Conditions present over a spectrum, ranging from cases that require extreme preterm delivery to those involving only mild elevations in blood pressure after delivery. Pathogenesis remains poorly understood. Multiple origins have been hypothesised, including viral infection, immune activation, and placental dysfunction.

Only 5% of pregnant individuals meet criteria for high risk, such as chronic hypertension or prior preeclampsia. For the remaining 95%, clinicians rely on combinations of moderately predictive factors, including race and socioeconomic status. Demographic factors are often difficult to apply clinically and may introduce risk bias. Current diagnostic tools are used only after symptoms appear.

In the study, "Molecular subtyping of hypertensive disorders of pregnancy," published in Nature Communications, researchers conducted a multi-center, prospective observational study to investigate whether molecular subtypes in maternal blood could improve early risk identification of hypertensive disorders of pregnancy.

A total of 10,745 pregnant individuals over the age of 18 were enrolled, with 9,102 samples included in the final analysis. Blood samples were collected between 17 weeks and four days and 22 weeks of gestation. Participants were recruited across 11 clinical sites and through mobile phlebotomy.

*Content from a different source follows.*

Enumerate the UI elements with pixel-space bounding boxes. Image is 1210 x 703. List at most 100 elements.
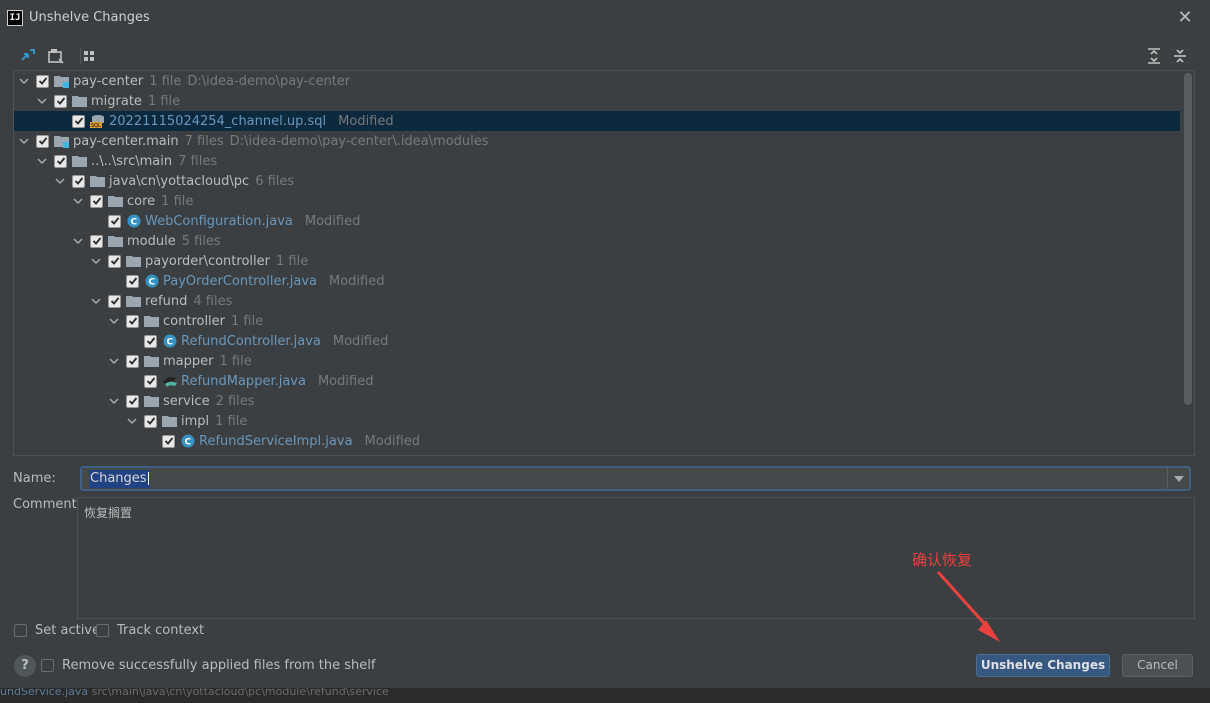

Researchers extracted cell-free RNA from maternal blood and generated transcriptomes for gene expression modeling. Samples were split by collection date into training and validation groups, with 5,399 used for model development and 2,829 held for testing. Molecular subtypes were identified through differential gene expression and validated across subgroups ranked by clinical severity.

Two distinct gene expression patterns emerged. One group showed high expression of placental genes, including PAPPA2, and was associated with early-onset or severe preeclampsia requiring preterm delivery. The other group displayed elevated immune-related transcripts and was linked to term preeclampsia and gestational hypertension.

Classifier performance for placental-associated hypertensive disorders reached an area under the curve of 0.88 in individuals of advanced maternal age with no high risk factors. Median lead times from blood draw to delivery were 108 days for placental-associated cases and 132 days for immune-associated cases.

PAPPA2 overexpression showed no association with spontaneous preterm birth, indicating specificity for hypertensive conditions. Individuals without high risk factors who tested positive for the placental-associated subtype delivered an average of 11.3 days earlier than test-negative individuals. Among neonates admitted to intensive care, the average stay was 14 days for test-positive cases compared to five days for test-negative cases.

Compared to current clinical guidelines, the RNA-based classifier showed stronger predictive performance. In individuals of advanced maternal age, the positive likelihood ratio was 15 times higher than USPSTF recommendations, and the negative likelihood ratio was substantially lower (0.12 versus 0.38). For placental-associated cases, the negative predictive value was 99.7%.

Findings support the use of a simple blood test during routine mid-pregnancy care to identify individuals at risk for hypertensive disorders of pregnancy before symptoms appear. Molecular subtypes were detectable in samples collected during the standard anatomy scan window and were independent of race or traditional clinical classifications.

The classifier performed most strongly in individuals without preexisting high risk factors, who represent the majority of pregnancies. Risk stratification based on molecular signals may improve adherence to preventive therapies and allow targeted enrollment in clinical trials. Results suggest the potential for precision-based interventions to reduce maternal and neonatal complications.